-Mnie teeż. - Perrie opadła obok mnie.
-Kto myślał, żeby tyle chodzić po sklepach. - spojrzałam na nią.
-Na mnie nie pacz. - podniosła ręce na wysokość piersi i spojrzała przed siebie, powędrowałam za jej wzrokiem.
-No co? - Carmen zrobiła zdziwioną minę a my wybuchnęłyśmy śmiechem.
-Przepraszam, pomóc panią w czymś? - podszedł do nas młody chłopak.
-Nie, sprawdzamy czy będzie wygodna. - Perrie puściła do niego oczko.
-Jeśli będą panie czegoś potrzebowały, to proszę spytać.
-Dobrze. - powiedziała Perrie i przesłała mu buziaka. Uśmiechnął się i odszedł. Spojrzałyśmy po sobie i kolejny raz tego dnia wybuchnęłyśmy śmiechem. Zobaczyłam, że ktoś nam robi zdjęcia. Spojrzałam na Pezz. - Daj spokój. Niech sobie robią. Nikt nam nie zepsuje tego dnia. - puściła mi oczko.

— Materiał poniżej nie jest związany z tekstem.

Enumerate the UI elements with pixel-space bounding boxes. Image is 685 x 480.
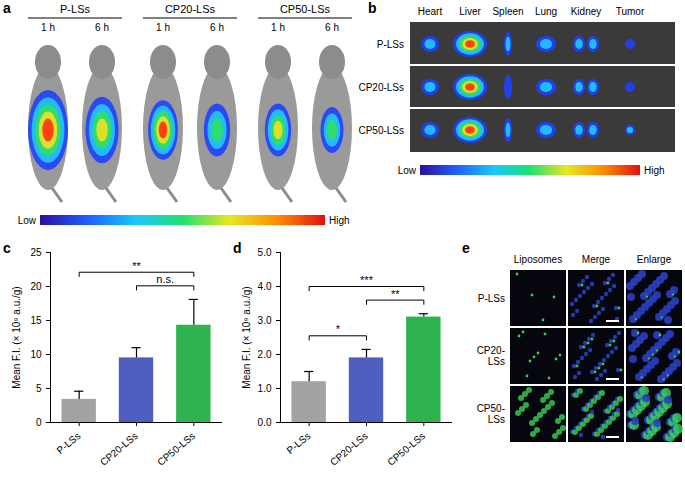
svg-text:*: * [336,323,341,335]
svg-text:High: High [644,165,665,176]
svg-text:a: a [3,0,11,16]
svg-text:4.0: 4.0 [258,281,272,292]
svg-text:P-LSs: P-LSs [478,293,505,304]
svg-text:P-LSs: P-LSs [60,3,90,15]
svg-text:0: 0 [36,417,42,428]
svg-text:Low: Low [398,165,417,176]
svg-text:Mean F.I. (× 10⁹ a.u./g): Mean F.I. (× 10⁹ a.u./g) [241,286,252,388]
svg-text:Tumor: Tumor [616,6,645,17]
svg-text:CP20-LSs: CP20-LSs [358,82,404,93]
svg-text:10: 10 [30,349,42,360]
svg-text:CP50-LSs: CP50-LSs [358,125,404,136]
svg-text:Lung: Lung [535,6,557,17]
svg-text:CP50-LSs: CP50-LSs [155,430,197,468]
svg-text:Low: Low [18,215,37,226]
svg-text:CP20-LSs: CP20-LSs [328,430,370,468]
svg-text:P-LSs: P-LSs [285,430,313,456]
svg-text:b: b [368,0,377,16]
svg-text:3.0: 3.0 [258,315,272,326]
svg-text:Kidney: Kidney [571,6,602,17]
svg-text:1.0: 1.0 [258,383,272,394]
svg-text:High: High [329,215,350,226]
svg-text:CP20-LSs: CP20-LSs [98,430,140,468]
svg-text:1 h: 1 h [156,22,170,33]
svg-text:6 h: 6 h [210,22,224,33]
svg-text:Enlarge: Enlarge [637,254,672,265]
svg-text:6 h: 6 h [325,22,339,33]
svg-text:CP20-LSs: CP20-LSs [477,345,505,367]
svg-text:CP50-LSs: CP50-LSs [385,430,427,468]
svg-text:***: *** [360,274,374,286]
svg-text:5: 5 [36,383,42,394]
svg-text:15: 15 [30,315,42,326]
svg-text:Liposomes: Liposomes [514,254,562,265]
svg-text:1 h: 1 h [271,22,285,33]
svg-text:20: 20 [30,281,42,292]
svg-text:**: ** [391,288,400,300]
svg-text:e: e [462,240,470,256]
svg-text:d: d [233,240,242,256]
svg-text:2.0: 2.0 [258,349,272,360]
svg-text:CP50-LSs: CP50-LSs [280,3,331,15]
svg-text:P-LSs: P-LSs [377,39,404,50]
svg-text:CP20-LSs: CP20-LSs [165,3,216,15]
svg-text:Merge: Merge [582,254,611,265]
svg-text:**: ** [132,260,141,272]
svg-text:5.0: 5.0 [258,247,272,258]
svg-text:CP50-LSs: CP50-LSs [477,403,505,425]
svg-text:Mean F.I. (× 10⁹ a.u./g): Mean F.I. (× 10⁹ a.u./g) [11,286,22,388]
svg-text:6 h: 6 h [95,22,109,33]
svg-text:Liver: Liver [459,6,481,17]
svg-text:0.0: 0.0 [258,417,272,428]
svg-text:25: 25 [30,247,42,258]
svg-text:Heart: Heart [418,6,443,17]
svg-text:Spleen: Spleen [492,6,523,17]
svg-text:c: c [3,240,11,256]
svg-text:n.s.: n.s. [156,273,174,285]
svg-text:P-LSs: P-LSs [55,430,83,456]
svg-text:1 h: 1 h [41,22,55,33]
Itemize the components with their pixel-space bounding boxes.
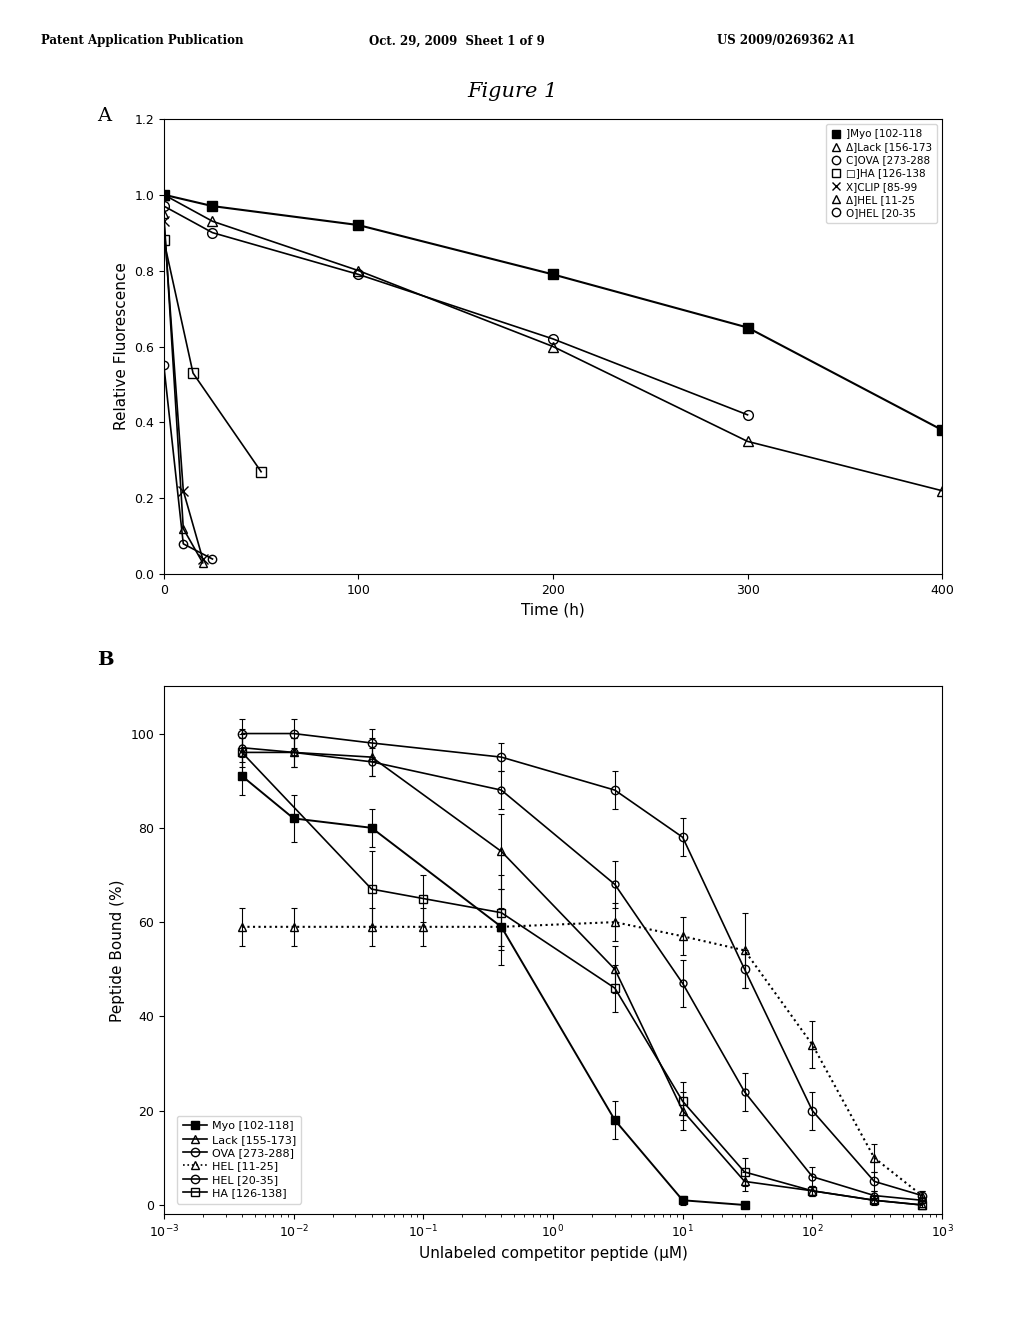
X-axis label: Time (h): Time (h) [521,602,585,618]
Text: A: A [97,107,112,125]
Text: B: B [97,651,114,669]
Text: Figure 1: Figure 1 [467,82,557,100]
Legend: Myo [102-118], Lack [155-173], OVA [273-288], HEL [11-25], HEL [20-35], HA [126-: Myo [102-118], Lack [155-173], OVA [273-… [177,1115,301,1204]
X-axis label: Unlabeled competitor peptide (μM): Unlabeled competitor peptide (μM) [419,1246,687,1262]
Text: US 2009/0269362 A1: US 2009/0269362 A1 [717,34,855,48]
Text: Patent Application Publication: Patent Application Publication [41,34,244,48]
Y-axis label: Relative Fluorescence: Relative Fluorescence [114,263,129,430]
Y-axis label: Peptide Bound (%): Peptide Bound (%) [110,879,125,1022]
Text: Oct. 29, 2009  Sheet 1 of 9: Oct. 29, 2009 Sheet 1 of 9 [369,34,545,48]
Legend: ]Myo [102-118, Δ]Lack [156-173, C]OVA [273-288, □]HA [126-138, X]CLIP [85-99, Δ]: ]Myo [102-118, Δ]Lack [156-173, C]OVA [2… [825,124,937,223]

-To co? Teraz do domu? - spytała Carmen a ja zerknęłam na fona.
-No. Muszę zabrać Jake'a od mamy. - powiedziałam i wstałam z kanapy. Miny zrzedły dziewczynom. - Co nie oznacza, że nie możemy sobie zrobić babskiego wieczoru. Justin też musi się trochę synkiem zająć. - mimowolnie na ich twarzach pojawiły się banany.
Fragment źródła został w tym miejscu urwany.